Abstract
Multimodal Foundation Models are increasingly used as reasoning agents, making reliability, knowing when a model may hallucinate, critical. We challenge the common intuition, termed the Attention-Confidence Assumption, which suggests reliability follows from "structural" visual perception: tight attention on relevant regions signals a trustworthy answer, while scattered attention indicates confusion.
Through the VLM Reliability Probe (VRP), we conduct a systematic cross-family study of reliability signals in contemporary Vision-Language Models (VLMs). We introduce structural-attention metrics, cluster counts (C_k) and spatial entropy (H_s), to quantify the visual encoder's gaze, tracking its evolution (Delta H_s) across layers.

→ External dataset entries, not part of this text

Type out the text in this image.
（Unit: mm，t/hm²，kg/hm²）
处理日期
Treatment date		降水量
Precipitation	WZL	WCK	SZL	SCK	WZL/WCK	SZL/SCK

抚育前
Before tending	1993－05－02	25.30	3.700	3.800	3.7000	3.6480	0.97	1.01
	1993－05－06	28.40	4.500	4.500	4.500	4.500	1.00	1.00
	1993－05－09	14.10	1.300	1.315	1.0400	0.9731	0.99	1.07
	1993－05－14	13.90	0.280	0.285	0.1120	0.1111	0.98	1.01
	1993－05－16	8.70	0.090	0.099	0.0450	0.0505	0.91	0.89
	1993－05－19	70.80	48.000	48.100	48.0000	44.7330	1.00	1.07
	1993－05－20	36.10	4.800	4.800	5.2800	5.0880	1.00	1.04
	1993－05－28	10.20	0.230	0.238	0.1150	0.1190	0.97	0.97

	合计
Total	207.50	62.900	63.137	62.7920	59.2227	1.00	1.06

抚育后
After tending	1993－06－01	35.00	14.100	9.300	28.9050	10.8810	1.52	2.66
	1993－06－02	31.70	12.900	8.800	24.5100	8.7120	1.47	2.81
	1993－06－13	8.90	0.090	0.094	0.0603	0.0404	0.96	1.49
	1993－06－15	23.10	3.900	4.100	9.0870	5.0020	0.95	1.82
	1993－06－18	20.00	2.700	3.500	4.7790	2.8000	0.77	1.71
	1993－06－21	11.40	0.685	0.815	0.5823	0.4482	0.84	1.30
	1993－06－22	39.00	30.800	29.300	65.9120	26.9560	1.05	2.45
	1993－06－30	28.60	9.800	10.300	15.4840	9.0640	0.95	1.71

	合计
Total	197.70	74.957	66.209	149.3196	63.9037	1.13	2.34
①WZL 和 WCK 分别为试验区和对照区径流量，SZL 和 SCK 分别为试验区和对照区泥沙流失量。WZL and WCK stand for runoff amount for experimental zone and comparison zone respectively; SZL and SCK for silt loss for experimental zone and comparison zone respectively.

This reveals a phenomenon we call "Symbolic Detachment": models often "Early Lock" visual features only to diffuse attention later, severing early perception from final generation. Contrary to the grounding hypothesis, we find a "Cluster Failure": spatial attention has near-zero correlation (R approx 0.001) with accuracy. Instead, reliability is a phenomenon of generation dynamics and internal-state distributions. Self-Consistency, the agreement rate across sampled reasoning paths, is the dominant predictor of truth (R = 0.429).
Scaling causal interventions exposes sharp architectural divergence: LLaVA locks its prediction in a fragile late-stage bottleneck, whereas PaliGemma and Qwen2-VL distribute reliability globally, remaining resilient even when ~50% or more of their most predictive layer is destroyed. For current VLMs, reliability signals are detached from visual grounding maps, best inferred from generation-time dynamics and hidden-state probes.
Blogger's Review: This paper challenges the conventional link between visual attention and model reliability, proposing self-consistency as a more reliable predictor. This finding will influence future design and evaluation standards for Vision-Language Models, emphasizing the importance of dynamic behaviors during the generation process. By delving into the structure and generative mechanisms of models, the study provides a new perspective on understanding reliability.